Archive for octobre 2009

Je réécoute THE FALL

29 octobre 2009

J’ai toujours un peu de mal à écouter certains des albums du groupe de Mark. E. Smith en entier mais la compilation ‘Totally Wired’, qui regroupe les enregistrement réalisés pour le label Rough Trade, est un petit bijou. Un concentré de morceaux punks déglingués et frénétiques traversés d’éclairs pop foutraques. Un must !

Jean Guérin – Tacet (Futura, 1971)

25 octobre 2009

Tacet

Disque étrange s’il en est, découvert au détours d’une liste d’albums favoris de je ne sais plus qui, publiée sur Pitchfork. Cela m’avait intrigué de trouver un obscur disque de musique expérimentale français dans cette liste. J’ai un peu galéré pour le trouver sur Soulseek puis par la suite en format CD. Je n’ai pas poussé le vice à m’acharner à trouver le vinyle original, je n’ai pas le budget de toute façon.

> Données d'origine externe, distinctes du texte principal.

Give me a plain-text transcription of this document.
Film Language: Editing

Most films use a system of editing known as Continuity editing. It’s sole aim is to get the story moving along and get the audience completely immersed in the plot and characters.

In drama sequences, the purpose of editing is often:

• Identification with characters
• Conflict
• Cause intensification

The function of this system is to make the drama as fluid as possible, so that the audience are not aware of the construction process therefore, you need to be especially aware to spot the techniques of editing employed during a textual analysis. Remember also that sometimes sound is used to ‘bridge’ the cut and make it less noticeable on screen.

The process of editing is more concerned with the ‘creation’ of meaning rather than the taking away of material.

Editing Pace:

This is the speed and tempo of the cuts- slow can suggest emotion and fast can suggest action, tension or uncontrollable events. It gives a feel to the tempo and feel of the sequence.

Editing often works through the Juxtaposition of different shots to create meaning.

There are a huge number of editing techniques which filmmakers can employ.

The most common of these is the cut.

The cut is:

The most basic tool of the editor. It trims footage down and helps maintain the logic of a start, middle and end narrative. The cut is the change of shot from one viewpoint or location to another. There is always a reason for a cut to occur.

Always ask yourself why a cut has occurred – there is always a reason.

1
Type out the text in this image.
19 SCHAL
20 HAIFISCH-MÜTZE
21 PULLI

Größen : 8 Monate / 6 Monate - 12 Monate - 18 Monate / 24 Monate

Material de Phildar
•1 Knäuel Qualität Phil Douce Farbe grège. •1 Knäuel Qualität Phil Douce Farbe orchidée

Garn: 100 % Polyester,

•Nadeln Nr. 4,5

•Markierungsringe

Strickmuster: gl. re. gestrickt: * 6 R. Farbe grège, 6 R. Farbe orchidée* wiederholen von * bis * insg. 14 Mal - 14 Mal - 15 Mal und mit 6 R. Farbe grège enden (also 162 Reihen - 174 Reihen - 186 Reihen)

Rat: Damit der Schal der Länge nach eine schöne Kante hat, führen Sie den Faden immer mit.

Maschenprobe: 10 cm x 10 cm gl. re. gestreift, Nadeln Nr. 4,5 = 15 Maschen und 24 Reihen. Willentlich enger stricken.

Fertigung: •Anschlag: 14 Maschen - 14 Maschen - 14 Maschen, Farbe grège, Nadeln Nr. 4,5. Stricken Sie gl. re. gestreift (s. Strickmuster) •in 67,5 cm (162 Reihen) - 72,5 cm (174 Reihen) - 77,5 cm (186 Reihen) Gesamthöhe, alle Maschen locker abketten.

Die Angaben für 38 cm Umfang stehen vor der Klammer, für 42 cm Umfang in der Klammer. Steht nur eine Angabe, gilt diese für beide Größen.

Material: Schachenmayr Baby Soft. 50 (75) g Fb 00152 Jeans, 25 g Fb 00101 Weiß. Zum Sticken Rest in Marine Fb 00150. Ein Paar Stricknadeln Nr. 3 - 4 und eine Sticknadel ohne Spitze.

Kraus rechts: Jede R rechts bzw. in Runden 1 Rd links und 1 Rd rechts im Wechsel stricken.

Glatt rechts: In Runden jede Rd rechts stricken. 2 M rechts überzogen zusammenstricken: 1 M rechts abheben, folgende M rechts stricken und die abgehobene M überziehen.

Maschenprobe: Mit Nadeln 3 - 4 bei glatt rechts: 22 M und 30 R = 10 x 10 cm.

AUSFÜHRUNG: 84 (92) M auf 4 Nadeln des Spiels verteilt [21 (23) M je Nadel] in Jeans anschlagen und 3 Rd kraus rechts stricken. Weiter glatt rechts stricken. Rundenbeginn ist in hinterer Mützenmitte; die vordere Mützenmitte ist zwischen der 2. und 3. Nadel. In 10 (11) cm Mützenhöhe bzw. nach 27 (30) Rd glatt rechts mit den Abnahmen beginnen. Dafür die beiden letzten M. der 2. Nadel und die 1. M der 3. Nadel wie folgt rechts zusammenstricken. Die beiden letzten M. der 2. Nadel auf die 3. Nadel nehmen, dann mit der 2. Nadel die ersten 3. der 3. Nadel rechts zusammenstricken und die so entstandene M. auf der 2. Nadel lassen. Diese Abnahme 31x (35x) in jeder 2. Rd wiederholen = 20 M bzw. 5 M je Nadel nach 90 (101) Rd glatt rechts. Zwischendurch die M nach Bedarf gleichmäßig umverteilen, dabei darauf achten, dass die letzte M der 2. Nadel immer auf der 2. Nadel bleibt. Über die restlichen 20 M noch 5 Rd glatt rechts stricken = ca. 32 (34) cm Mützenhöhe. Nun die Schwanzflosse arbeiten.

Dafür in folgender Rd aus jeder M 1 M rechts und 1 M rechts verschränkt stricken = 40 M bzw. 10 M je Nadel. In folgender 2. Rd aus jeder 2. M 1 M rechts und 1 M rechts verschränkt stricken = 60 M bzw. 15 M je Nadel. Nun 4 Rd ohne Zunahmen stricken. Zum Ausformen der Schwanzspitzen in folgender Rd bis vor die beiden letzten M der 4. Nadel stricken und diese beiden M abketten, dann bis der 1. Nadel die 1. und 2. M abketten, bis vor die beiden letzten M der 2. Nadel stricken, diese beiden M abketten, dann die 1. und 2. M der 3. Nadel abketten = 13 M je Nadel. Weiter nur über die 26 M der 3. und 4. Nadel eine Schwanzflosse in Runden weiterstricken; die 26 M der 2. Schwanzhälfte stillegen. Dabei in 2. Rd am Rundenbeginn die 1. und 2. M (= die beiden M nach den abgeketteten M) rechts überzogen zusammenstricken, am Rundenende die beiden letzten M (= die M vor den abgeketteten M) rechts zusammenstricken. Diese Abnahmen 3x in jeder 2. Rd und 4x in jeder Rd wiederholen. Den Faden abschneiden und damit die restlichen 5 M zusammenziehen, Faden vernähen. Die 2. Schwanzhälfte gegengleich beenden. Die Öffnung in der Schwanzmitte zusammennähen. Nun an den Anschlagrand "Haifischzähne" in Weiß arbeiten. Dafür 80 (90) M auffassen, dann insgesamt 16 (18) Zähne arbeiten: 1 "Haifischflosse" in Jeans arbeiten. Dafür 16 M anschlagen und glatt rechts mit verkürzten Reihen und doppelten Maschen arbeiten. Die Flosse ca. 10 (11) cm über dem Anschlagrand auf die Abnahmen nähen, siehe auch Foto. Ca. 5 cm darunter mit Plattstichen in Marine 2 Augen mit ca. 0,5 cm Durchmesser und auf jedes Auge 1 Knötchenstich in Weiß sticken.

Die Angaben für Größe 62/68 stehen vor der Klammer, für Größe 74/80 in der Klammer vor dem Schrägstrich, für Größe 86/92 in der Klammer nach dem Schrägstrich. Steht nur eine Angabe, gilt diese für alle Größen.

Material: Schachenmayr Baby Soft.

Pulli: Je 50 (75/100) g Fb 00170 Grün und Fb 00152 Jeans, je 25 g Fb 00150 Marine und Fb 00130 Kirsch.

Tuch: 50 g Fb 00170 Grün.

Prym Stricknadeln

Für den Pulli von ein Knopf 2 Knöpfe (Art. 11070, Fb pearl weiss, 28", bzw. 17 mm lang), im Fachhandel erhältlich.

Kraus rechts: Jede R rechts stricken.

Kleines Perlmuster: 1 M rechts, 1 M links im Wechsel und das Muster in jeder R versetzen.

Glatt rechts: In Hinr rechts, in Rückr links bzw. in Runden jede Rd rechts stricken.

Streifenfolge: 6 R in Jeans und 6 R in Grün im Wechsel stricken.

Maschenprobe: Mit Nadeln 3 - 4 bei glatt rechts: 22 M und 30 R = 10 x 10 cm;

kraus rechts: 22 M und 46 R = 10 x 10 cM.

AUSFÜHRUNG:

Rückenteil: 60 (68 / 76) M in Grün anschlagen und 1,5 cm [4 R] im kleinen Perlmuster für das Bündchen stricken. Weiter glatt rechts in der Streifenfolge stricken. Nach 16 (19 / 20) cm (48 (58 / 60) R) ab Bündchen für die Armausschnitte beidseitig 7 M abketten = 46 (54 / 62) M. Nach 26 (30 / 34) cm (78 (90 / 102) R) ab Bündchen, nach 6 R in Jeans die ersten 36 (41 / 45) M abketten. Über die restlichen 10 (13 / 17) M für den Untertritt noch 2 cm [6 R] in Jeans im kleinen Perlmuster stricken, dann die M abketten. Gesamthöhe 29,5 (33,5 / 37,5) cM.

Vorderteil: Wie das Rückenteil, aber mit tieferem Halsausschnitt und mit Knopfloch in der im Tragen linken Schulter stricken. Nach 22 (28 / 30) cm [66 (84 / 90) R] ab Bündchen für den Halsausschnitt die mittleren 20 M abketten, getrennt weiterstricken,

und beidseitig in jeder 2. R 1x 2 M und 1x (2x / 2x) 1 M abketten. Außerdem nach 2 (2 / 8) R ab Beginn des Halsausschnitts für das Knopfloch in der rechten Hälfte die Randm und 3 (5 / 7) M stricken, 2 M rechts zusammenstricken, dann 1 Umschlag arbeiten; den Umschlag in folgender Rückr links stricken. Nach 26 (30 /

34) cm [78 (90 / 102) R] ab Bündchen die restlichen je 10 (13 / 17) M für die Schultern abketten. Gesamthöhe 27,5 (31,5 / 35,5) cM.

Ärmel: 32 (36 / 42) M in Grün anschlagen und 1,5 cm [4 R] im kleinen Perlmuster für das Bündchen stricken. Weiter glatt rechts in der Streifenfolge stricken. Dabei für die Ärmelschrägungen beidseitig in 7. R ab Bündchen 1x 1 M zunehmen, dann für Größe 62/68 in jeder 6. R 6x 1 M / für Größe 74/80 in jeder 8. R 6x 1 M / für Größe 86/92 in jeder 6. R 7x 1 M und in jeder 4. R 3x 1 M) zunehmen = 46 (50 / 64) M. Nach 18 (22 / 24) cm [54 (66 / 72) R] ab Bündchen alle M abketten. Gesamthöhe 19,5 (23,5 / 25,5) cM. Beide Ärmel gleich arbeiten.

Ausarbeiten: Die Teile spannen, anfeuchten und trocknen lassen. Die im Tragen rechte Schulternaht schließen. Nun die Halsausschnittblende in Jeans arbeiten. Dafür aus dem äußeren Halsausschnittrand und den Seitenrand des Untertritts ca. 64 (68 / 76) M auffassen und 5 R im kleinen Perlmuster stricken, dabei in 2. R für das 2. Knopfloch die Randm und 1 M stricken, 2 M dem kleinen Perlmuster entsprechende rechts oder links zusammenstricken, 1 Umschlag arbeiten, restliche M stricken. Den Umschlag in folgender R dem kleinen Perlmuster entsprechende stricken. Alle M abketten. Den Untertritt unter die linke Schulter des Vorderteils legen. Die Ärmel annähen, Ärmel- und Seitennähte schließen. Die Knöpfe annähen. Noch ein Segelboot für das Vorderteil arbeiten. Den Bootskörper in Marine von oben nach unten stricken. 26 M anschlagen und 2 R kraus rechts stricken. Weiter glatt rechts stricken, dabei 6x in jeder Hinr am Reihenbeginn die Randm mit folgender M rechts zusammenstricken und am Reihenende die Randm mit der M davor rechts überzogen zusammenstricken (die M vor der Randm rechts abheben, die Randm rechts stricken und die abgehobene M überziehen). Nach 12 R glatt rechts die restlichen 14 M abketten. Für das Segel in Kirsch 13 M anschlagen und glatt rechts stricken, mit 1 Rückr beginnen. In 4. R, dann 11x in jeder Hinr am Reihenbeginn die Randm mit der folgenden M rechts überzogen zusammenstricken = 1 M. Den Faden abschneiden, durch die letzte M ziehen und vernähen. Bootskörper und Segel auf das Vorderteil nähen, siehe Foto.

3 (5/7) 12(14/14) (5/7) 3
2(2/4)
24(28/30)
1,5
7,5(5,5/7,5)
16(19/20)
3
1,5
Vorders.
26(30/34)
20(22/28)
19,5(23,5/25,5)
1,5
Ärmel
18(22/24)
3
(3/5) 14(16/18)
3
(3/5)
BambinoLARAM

Jean Guérin est un percussionniste sur lequel je n’ai trouvé quasiment aucune information mis à part que Tacet est son unique album. En réalité la bande original de ‘B.O.F. Anatomie d’un livreur’ dont le héros est un livreur qui travaille pour un marchand de vin, ce qui explique les sonorités liquides omniprésentes sur l’album. Jean Guérin a également participé à quelques autres disques de free jazz. Si vous en savez plus sur le sujet, merci de me faire part de votre savoir. Idem, si vous avez des informations sur le label Futura sur lequel est sorti ‘Tacet’ et quelques autres albums aussi cultes qu’inconnus.

Comment décrire ‘Tacet’ ? Disons qu’il sonne comme un disque de musique électroacoustique (pensez France Culture tard le soir) à fortes consonances jazz. On n’est pas très loin non plus des territoires explorés par le krautrock (pensez plus Faust que Tangerine Dream). L’album commence sur les chapeaux de roues avec ‘Triptik 2’, le morceau le plus remarquable et impressionnant de l’album. Cela débute par une mélodie jouée au saxophone et accompagnée de bruits de bandes magnétiques manipulées. Tout s’arrête brusquement et une archaïque boîte à rythmes délivre un solo d’anthologie. D’autres percussions viennent compléter le tapis de rythmes auxquels se superposent de nouveaux éclats de trompette ainsi que d’autres sons manipulés.

‘Mixage Vert’ est l’un des morceaux les plus abstraits et profondément étranges de l’album. Il est constitué d’une succession de petits bouts de phrases musicales et de sons reliés entre eux par d’invisibles ficelles suivant un ordre dont la logique échappe, créant ainsi une sorte de récit tordu dont le sens défit l’entendement.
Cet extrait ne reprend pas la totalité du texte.